Liberalising IncoherentInstances

Edward Kmett ekmett at
Mon Jul 29 16:01:29 CEST 2013

I'll probably never use it, but I can't see any real problems with the
proposal. In many ways it is what I always expected IncoherentInstances to

One thing you might consider is that if you have to make an arbitrary
instance selection at the end during compile time, making that emit a
warning by default or at least under -Wall. That way it is clear when you
are leaning on underdetermined semantics.


On Sat, Jul 27, 2013 at 4:16 PM, Simon Peyton-Jones
<simonpj at>wrote:

> Friends
> I've realised that GHC's -XIncoherentInstances flag is, I think,
> over-conservative.  I propose to liberalise it a bit.
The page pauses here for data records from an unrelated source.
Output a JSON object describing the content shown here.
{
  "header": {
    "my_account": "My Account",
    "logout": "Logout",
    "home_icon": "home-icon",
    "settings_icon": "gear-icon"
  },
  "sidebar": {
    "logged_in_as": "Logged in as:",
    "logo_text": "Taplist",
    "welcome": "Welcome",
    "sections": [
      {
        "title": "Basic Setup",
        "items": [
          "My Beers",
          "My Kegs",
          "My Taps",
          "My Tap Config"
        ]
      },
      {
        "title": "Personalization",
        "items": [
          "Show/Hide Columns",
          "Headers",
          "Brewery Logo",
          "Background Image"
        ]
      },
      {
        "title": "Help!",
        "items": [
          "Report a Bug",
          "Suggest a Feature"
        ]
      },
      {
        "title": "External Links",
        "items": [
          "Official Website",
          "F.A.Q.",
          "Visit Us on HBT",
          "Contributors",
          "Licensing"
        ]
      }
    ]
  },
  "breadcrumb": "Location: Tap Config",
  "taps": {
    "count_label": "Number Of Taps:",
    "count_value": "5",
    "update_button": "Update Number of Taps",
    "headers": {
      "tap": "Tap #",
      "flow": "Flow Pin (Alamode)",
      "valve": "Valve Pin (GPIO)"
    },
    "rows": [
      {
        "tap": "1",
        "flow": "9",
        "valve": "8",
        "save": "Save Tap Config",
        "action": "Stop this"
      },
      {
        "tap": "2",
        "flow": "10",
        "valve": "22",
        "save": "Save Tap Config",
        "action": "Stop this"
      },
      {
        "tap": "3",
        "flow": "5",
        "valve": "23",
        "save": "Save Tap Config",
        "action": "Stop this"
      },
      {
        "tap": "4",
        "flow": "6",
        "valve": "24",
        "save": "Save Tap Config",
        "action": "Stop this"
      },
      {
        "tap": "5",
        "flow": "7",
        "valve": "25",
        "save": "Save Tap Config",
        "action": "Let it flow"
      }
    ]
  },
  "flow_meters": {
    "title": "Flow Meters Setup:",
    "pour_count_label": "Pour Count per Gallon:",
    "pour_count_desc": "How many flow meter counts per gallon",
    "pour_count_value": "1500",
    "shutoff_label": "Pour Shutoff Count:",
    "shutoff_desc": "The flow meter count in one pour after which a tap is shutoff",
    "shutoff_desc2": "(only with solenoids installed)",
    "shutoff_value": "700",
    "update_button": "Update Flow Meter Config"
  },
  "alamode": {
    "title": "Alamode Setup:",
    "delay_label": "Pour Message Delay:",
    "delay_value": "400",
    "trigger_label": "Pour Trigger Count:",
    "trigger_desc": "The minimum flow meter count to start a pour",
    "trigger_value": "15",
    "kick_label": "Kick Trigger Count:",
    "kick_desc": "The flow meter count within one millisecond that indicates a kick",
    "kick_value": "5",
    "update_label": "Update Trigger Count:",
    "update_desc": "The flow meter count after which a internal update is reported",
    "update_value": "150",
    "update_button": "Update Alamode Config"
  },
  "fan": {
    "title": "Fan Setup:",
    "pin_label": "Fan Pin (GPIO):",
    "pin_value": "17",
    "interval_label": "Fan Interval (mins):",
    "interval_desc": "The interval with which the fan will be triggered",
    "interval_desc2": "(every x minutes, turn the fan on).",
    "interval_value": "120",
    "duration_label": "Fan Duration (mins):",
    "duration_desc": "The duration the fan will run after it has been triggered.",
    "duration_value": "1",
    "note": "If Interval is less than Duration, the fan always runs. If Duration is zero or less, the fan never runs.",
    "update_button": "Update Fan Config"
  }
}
This email describes
> the issue.  Please yell if you think this is a bad idea.
> Simon
> Suppose we have
>         class C a where { op :: a -> String }
>         instance C [a] where ...
>         instance C [Char] where ...
>         f :: [b] -> String
>         f xs = "Result:" ++ op xs
> With -XOverlappingInstances, but without -XIncoherentInstances, f won't
> compile.  Reason: if we call 'f' at Char (e.g.  f "foo") then you might
> think we should use instance C [Char].  For example, if we inlined 'f' at
> the call site, to get ("Result:" ++ op "foo"), we certainly then would use
> the C [Char] instance, giving perhaps different results.  If we accept the
> program as-is, we'll permanently commit 'f' to using the C [a] instance.
> The -XIncoherentInstances flag says "Go ahead and use an instance, even if
> another instance might become relevant if you were to specialise or inline
> the enclosing function."  The GHC user manual gives a more precise spec [1].
> Now consider this
>         class D a b where { opD :: a -> b -> String }
>         instance D Int b where ...
>         instance D a Int where ...
>         g (x::Int) = opD x x
> Here 'g' gives rise to a constraint (D Int Int), and that matches two
> instance declarations.   So this is rejected regardless of flags.  We can
> fix it up by adding
>         instance D Int Int where ...
> but this is pretty tiresome in cases where it really doesn't matter which
> instance you choose.  (And I have a use-case where it's more than tiresome
> [2].)
> The underlying issue is similar to the previous example.  Before, there
> was *potentially* more than one way to generate evidence for (C [b]); here
> there is *actually* more than one instance.  In both cases the dynamic
> semantics of the language are potentially affected by the choice -- but
> -XIncoherentInstnaces says "I don't care".
> So the change I propose to make IncoherentInstances to pick arbitrarily
> among instances that match.  More precisely, when trying to find an
> instance matching a target constraint (C tys),
> a) Find all instances matching (C tys); these are the candidates
> b) Eliminate any candidate X for which another candidate Y is
>   strictly more specific (ie Y is a substitution instance of X),
>   if either X or Y was complied with -XOverlappingInstances
> c) Check that any non-candidate instances that *unify* with (C tys)
>    were compiled with -XIncoherentInstances
> d) If only one candidate remains, pick it.
>     Otherwise if all remaining candidates were compiled with
>     -XInccoherentInstances, pick an arbitrary candidate
> All of this is precisely as now, except for the "Otherwise" part of (d).
>  One could imagine different flags for the test in (c) and (d) but I really
> don't think it's worth it.
> Incidentally, I think it'd be an improvement to localise the
> Overlapping/Incoherent flags to particular instance declarations, via
> pragmas, something like
>         instance C [a] where
>           {-# ALLOW_OVERLAP #-}
>           op x = ....
> Similarly {-# ALLOW_INCOHERENT #-}.   Having -XOverlappingInstances for
> the whole module is a bit crude., and might be missed when looking at an
> instance.   How valuable would this be?